Great troubleshooting! I have no idea if there is a simple way to disable these calls :confused: I’m finding out.


(Tim VonDerHaar) #15

@danbedwards - Thanks for the detail. Work around worked for me as well. Following this thread to see what the permanent fix will be.


(Bart Elia) #16

@aidacra is pushing on the issue in the new Knowledge On Demand functionality.

For those reading along at home, the Telemetry system is built on the same framework as the tracing subsystem. It pushes data to a background queue and let’s the client go about its day. In a background task the queue is flushed to disk for trace, to cloud for telemetry. This risks losing a few ms of data but the benefit of not being a blocking, synchronous call is worth it.

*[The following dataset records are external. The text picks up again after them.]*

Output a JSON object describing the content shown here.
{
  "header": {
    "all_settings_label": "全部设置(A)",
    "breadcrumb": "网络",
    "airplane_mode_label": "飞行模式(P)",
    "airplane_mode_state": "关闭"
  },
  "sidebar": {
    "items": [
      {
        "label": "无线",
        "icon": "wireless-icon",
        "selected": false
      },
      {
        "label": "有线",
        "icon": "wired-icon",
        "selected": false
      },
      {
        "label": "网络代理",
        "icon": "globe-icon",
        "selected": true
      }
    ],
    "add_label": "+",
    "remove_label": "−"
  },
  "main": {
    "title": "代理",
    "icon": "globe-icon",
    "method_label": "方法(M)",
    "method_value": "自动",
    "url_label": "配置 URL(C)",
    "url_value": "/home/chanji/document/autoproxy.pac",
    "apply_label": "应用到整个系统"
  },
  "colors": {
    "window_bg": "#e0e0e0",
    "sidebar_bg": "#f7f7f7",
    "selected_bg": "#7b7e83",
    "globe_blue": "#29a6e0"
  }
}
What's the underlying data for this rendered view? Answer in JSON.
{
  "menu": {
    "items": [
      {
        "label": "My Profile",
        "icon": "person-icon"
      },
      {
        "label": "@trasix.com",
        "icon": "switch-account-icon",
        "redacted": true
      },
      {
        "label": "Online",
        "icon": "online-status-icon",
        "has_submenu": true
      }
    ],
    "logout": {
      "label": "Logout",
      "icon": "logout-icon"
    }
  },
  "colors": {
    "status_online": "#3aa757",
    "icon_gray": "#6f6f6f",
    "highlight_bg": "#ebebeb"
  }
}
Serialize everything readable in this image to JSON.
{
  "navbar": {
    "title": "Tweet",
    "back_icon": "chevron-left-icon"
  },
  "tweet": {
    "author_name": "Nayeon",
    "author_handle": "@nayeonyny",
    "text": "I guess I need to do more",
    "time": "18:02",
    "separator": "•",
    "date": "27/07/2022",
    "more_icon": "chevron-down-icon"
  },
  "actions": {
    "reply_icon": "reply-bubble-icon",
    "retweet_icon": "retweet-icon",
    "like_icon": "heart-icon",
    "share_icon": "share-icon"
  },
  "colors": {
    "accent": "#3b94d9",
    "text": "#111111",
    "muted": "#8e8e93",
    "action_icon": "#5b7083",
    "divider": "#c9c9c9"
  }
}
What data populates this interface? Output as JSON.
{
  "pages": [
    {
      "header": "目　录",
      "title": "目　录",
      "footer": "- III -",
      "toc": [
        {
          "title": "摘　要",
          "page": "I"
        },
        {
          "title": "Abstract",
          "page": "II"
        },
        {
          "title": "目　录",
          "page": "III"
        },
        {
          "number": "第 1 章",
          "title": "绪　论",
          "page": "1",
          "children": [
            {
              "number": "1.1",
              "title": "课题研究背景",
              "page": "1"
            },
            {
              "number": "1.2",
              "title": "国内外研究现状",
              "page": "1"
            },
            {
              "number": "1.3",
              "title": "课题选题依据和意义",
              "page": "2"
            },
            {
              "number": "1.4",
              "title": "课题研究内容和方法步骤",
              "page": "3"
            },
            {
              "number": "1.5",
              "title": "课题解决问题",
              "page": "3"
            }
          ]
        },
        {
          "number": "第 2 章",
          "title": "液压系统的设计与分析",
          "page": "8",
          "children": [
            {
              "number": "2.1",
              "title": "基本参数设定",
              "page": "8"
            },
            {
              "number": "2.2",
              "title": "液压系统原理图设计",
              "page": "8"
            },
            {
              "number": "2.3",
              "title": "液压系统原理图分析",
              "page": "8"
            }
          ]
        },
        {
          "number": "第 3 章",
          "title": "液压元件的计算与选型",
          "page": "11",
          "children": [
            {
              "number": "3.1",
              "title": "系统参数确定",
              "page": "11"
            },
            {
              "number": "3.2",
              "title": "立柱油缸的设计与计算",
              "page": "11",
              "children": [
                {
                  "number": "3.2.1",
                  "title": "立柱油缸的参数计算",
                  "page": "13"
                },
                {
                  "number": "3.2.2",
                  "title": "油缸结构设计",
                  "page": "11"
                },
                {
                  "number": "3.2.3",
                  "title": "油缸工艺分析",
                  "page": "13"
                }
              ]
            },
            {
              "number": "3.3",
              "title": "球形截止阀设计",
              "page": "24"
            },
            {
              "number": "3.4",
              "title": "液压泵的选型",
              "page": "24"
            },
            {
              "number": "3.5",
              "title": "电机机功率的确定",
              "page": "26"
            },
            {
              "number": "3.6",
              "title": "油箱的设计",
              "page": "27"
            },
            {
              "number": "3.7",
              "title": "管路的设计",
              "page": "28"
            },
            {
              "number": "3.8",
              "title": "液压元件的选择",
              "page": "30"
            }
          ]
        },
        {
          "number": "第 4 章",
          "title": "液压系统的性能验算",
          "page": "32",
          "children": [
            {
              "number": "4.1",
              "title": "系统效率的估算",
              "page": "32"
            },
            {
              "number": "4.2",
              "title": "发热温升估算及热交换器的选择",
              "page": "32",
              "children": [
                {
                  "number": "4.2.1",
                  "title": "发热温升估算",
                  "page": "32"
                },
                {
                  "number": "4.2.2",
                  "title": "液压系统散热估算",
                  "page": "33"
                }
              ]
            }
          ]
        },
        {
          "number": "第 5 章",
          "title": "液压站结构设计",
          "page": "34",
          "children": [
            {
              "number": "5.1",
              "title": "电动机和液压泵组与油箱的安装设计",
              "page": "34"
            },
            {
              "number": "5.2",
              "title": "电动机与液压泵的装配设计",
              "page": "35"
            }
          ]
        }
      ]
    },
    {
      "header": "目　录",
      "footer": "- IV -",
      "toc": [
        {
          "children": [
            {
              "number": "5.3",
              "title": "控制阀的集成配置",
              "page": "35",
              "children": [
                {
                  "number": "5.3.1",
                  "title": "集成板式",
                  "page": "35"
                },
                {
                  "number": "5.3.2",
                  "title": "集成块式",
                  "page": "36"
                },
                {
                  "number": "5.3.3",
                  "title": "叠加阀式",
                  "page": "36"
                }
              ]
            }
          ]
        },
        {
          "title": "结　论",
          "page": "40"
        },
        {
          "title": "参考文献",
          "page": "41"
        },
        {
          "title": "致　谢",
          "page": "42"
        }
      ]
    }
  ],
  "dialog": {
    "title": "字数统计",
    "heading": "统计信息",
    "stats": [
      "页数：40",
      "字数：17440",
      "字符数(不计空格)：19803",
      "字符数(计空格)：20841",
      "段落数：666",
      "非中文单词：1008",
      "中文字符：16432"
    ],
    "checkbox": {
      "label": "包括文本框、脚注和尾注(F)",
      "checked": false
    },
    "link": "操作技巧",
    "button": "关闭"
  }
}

Nathan might reach out if you don’t already have a ticket.


(Charlie Lloyd) #17

This is related to feature added in 300 to provide context-sensitive video help to forms. There are about 5 forms that use it now, but yes the call to see if videos exist on a form is in a base form layer. Try customer maintenance to see it work functionally. On Customer Maintenance go to Help > Video Help.
Issue has been entered and I’ll report back here soon.
Basically the code executes a call to Brightcove REST API (our video hosting partner) that says “are there playlists for this form” The call does use a c# dynamic object which bears looking into as a performance issue.
We haven’t noticed the performance hit in-house and I wonder if the Brightcove URL is blacklisted on your network Dan?
Regardless, we’ll look at the issue, check about externalizing the URL (to make it visible to be whitelisted), and/or add flag to enable/disable feature.


(Charlie Lloyd) #18

and thanks Dan for providing the work around!


(Charlie Lloyd) #19

Oh sorry I didn’t read far enough back into thread. Seems like the fix might be to set a (new?) global flag on a background thread when Epicor is launched to indicate internet access status. Forms or whatever could subscribe to the flag before running code that seeks responses from internet.


(Chris Conn) #20

That seems like a beautiful solution. Thanks to all the Epicor folks here helping us out!